SWITCH TO EVOSPIKENET LM

EvoSpikeNet LM Migration Guide

  • Purpose: Procedures for performing inference, learning, and evolutionary learning using a local SpikingEvo* model rather than an external LLM.

  • Reasoning

  • API: Use the newly added /lm/generate endpoint.
  • Input JSON: { "prompt": "...", "max_new_tokens": 64, "temperature": 1.0, "task_type": "text"}
  • Example: curl -X POST -H "Content-Type: application/json" -d '{"prompt":"Hello"}' http://localhost:8000/lm/generate

  • Learning

  • Simple training script: tools/train_spiking_lm.py is provided.
  • In actual operation, please add distributed learning, checkpoints, learning rate schedules, etc.

  • Model management

  • Load/initialize the model through AutoModelSelector.
  • Manage trained weights using the standard torch.save/torch.load.

  • Evolving

  • Evolutionary learning loops can be implemented as wrappers around learning scripts (mutation, crossover, evaluation functions, generation management).
  • In the future, we recommend extending tools/train_spiking_lm.py to add generation management with the --evolve flag.

  • Points to note

  • Containerization is recommended due to environment differences due to PyTorch / NumPy / OpenMP.
  • If you use evospikenet/model_selector.py, the optimal device (cuda/mps/cpu) will be automatically selected.

API: About LM summaries for /process

  • POST /process receives video and audio in a synchronous process and returns the following fields in addition to the existing timeline / summary / counts:
  • lm_summary: A short Japanese summary generated by EvoSpikeNet internal LM (e.g. "Person moved 5 times, audio event detected"). Empty string if empty.
  • lm_backend: The LM backend name used (usually evospikenet_lm).

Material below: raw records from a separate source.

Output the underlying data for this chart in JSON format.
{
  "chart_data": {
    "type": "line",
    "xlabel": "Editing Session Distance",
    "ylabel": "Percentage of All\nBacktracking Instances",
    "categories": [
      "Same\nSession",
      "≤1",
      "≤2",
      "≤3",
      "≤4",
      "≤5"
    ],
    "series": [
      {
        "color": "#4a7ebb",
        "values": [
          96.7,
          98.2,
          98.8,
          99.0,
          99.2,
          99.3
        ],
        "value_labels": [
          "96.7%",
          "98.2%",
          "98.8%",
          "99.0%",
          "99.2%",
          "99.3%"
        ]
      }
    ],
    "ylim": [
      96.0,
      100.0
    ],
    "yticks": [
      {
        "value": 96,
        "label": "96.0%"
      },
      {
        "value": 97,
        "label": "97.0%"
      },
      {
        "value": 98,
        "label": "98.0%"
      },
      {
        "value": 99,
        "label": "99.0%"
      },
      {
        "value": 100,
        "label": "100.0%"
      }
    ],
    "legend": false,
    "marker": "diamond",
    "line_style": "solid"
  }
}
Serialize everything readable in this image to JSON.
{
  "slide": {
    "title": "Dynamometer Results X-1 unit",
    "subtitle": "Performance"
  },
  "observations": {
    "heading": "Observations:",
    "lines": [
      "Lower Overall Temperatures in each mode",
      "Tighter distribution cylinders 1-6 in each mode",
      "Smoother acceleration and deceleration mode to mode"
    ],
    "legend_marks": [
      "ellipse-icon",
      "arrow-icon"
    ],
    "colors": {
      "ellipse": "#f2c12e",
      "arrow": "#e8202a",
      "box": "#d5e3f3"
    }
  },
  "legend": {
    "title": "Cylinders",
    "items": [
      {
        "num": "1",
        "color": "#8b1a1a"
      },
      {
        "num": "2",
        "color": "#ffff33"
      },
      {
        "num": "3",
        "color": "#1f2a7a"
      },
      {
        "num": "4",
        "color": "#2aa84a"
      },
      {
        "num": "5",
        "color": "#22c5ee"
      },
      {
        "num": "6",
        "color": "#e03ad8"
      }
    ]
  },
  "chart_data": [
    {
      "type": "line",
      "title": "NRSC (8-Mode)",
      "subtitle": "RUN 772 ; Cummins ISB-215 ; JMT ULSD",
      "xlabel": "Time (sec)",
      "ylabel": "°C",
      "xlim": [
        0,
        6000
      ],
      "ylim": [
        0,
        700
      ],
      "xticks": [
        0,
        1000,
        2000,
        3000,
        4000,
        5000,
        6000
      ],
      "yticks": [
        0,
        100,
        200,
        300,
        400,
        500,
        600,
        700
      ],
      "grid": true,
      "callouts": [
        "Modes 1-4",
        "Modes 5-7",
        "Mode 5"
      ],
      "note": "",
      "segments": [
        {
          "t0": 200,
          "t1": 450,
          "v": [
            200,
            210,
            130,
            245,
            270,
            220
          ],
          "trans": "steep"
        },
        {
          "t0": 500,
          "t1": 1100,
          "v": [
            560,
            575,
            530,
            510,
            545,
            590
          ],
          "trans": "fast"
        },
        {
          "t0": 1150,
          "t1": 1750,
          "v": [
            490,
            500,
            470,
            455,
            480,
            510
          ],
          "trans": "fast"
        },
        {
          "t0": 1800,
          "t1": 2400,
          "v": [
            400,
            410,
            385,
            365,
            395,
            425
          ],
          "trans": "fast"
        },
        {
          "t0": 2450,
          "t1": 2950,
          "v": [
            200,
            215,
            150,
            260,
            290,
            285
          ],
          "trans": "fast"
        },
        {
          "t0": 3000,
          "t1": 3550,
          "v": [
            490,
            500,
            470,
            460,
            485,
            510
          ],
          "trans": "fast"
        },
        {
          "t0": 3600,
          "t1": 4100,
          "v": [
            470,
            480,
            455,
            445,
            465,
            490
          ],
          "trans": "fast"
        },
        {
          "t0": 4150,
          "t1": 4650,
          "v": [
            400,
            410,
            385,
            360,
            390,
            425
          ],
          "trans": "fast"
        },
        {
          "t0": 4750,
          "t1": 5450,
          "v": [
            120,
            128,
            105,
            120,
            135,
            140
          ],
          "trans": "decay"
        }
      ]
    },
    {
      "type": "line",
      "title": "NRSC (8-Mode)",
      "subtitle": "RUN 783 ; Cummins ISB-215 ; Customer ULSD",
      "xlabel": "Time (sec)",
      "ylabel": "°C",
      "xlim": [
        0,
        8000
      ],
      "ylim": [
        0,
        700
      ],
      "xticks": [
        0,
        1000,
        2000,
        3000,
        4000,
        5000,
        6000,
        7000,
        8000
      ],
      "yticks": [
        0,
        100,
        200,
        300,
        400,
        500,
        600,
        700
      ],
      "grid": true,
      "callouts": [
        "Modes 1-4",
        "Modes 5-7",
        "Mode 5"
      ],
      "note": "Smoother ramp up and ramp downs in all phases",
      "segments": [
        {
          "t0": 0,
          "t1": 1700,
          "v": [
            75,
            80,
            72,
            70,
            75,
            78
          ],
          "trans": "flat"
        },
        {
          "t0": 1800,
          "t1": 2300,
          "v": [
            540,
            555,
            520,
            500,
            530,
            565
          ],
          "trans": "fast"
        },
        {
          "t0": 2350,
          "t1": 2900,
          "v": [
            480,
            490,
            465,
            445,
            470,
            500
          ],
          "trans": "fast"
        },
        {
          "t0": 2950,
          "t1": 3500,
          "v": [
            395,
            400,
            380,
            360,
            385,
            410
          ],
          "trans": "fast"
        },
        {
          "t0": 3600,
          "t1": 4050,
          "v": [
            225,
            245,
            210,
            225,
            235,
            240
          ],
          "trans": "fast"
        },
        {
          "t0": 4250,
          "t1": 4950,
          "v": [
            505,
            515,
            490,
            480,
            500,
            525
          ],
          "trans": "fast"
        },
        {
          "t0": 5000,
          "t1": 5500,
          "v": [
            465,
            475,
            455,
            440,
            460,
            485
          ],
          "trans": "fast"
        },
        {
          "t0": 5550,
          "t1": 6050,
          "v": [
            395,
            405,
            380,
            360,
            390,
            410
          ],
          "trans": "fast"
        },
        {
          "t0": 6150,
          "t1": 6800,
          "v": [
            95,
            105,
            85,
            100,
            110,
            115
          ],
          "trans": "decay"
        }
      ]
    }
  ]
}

  • LM summarization is enabled by default. To disable it, set the environment variable VIDEO_ANALYSIS_ENABLE_LM=0.

  • LM summaries undergo a quick clean (clean_lm_text in evospikenet/video_analysis/postprocess.py) in the postprocessor. Please expand this process as necessary.

Example (curl):

curl -X POST -H "Content-Type: application/json" -d '{"frames_path":"./data/frames.npy","audio_path":"./data/audio.npy"}' http://localhost:8000/process

The response includes lm_summary, which clients of the API can use for UI display and logging.